Dos impropérios da avó Rosa ao São Geraldo do avô Adelino
"Quem luta para ter comida para pôr na mesa sabe que o fracasso não é opção e que as desculpas não matam a fome
A minha avó Rosa, benfiquista, tinha uma interpretação muito singular do papel do adepto. A cada jogo do Benfica, cada vez que abria a boca era para criticar os jogadores… do Benfica! A cada passe mal feito, a cada golo sofrido, a cada resultado negativo, a minha avó refilava com eles com a convicção que eles estavam mesmo a ouvir. «Cabaneiros», gritava, palavra que em criança desconhecia e que vim a saber poder ser «vadio, preguiçoso». Se fosse viva, teria havido sermão e missa cantada durante o jogo com o Inter e ninguém teria escapado. Já nos golos e vitórias do Benfica, era inexpressiva, do género não fizeram mais do que a obrigação deles. Aliás, se os adeptos que vão ao estádio fossem todos como a minha avó, a Luz seria um cubo de gelo a cada vitória das águias.

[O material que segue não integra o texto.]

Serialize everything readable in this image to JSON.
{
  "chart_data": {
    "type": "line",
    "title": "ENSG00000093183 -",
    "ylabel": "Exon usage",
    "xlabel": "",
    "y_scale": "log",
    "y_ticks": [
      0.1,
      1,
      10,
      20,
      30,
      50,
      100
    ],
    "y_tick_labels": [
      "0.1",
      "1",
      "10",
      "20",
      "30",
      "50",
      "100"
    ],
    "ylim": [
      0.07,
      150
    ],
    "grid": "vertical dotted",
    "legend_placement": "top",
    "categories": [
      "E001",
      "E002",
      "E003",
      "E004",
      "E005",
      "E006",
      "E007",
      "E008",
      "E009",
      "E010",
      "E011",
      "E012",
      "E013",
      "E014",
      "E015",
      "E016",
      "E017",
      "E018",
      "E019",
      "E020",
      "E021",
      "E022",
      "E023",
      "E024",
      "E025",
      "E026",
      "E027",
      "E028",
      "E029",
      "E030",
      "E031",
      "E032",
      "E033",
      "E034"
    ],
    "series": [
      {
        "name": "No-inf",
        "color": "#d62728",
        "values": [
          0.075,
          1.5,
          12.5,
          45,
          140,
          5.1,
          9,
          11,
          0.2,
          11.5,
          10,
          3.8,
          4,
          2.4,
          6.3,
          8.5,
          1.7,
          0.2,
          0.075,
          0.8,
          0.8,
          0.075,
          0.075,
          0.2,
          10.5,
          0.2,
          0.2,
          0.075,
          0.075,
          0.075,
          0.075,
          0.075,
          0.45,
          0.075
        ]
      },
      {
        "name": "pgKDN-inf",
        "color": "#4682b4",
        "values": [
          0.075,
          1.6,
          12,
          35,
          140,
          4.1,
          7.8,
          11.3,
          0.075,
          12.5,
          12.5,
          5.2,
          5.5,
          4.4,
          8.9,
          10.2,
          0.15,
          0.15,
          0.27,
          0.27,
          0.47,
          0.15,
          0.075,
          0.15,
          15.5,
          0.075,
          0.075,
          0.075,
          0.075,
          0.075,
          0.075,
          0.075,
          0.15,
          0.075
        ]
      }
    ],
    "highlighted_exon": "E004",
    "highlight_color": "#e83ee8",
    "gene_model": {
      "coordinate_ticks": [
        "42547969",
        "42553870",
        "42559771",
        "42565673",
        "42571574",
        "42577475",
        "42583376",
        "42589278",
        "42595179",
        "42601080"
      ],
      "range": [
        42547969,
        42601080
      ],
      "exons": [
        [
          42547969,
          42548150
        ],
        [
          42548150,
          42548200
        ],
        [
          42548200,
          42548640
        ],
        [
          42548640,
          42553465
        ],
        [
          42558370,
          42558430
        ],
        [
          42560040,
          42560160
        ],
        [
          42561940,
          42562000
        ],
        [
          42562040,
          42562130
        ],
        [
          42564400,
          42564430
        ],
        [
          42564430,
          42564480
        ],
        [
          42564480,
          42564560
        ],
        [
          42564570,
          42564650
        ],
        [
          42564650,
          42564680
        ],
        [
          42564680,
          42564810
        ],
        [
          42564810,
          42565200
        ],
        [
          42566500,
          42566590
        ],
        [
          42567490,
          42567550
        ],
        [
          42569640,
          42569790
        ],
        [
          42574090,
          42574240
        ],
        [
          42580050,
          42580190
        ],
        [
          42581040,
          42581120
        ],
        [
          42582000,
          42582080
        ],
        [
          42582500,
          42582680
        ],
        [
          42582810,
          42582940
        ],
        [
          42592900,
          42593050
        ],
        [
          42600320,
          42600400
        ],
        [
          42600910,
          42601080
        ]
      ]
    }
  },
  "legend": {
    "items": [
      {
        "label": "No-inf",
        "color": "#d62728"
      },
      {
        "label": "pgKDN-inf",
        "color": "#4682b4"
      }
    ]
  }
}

Subjacente a esta emotividade irracional estava uma convicção profunda: se para a avó Rosa o Benfica é o melhor e conta com os melhores, a antecipação de um jogo estava imune aos imponderáveis do futebol. Vencer era uma inevitabilidade. Logo, não havia ansiedade ou dúvida. No Totobola, as opções eram apenas «1» ou «2» consoante o Benfica jogasse na Luz ou fora. E quando o choque com a realidade a fazia confrontar-se com um mau resultado, a culpa era invariavelmente dos jogadores, porque não há sorte ou azar que possa contra a lei de quem é mais forte e dá tudo em campo. Nunca lhe ouvi uma reclamação contra os árbitros ou adversários.
Tentar explicar-lhe que o Inter é uma das grandes equipas europeias e que tem um orçamento superior ao Benfica seria ainda pior. Desculpas, diria ela, irritada. A vida numa pequena aldeia perdida do Minho, num Portugal então a preto e branco, tinha-lhe ensinado tudo sobre como fazer muito com pouco. No seu papel de matriarca, sabia que quando a luta diária era ter pão na mesa, o fracasso não era opção. E que as desculpas não matam a fome.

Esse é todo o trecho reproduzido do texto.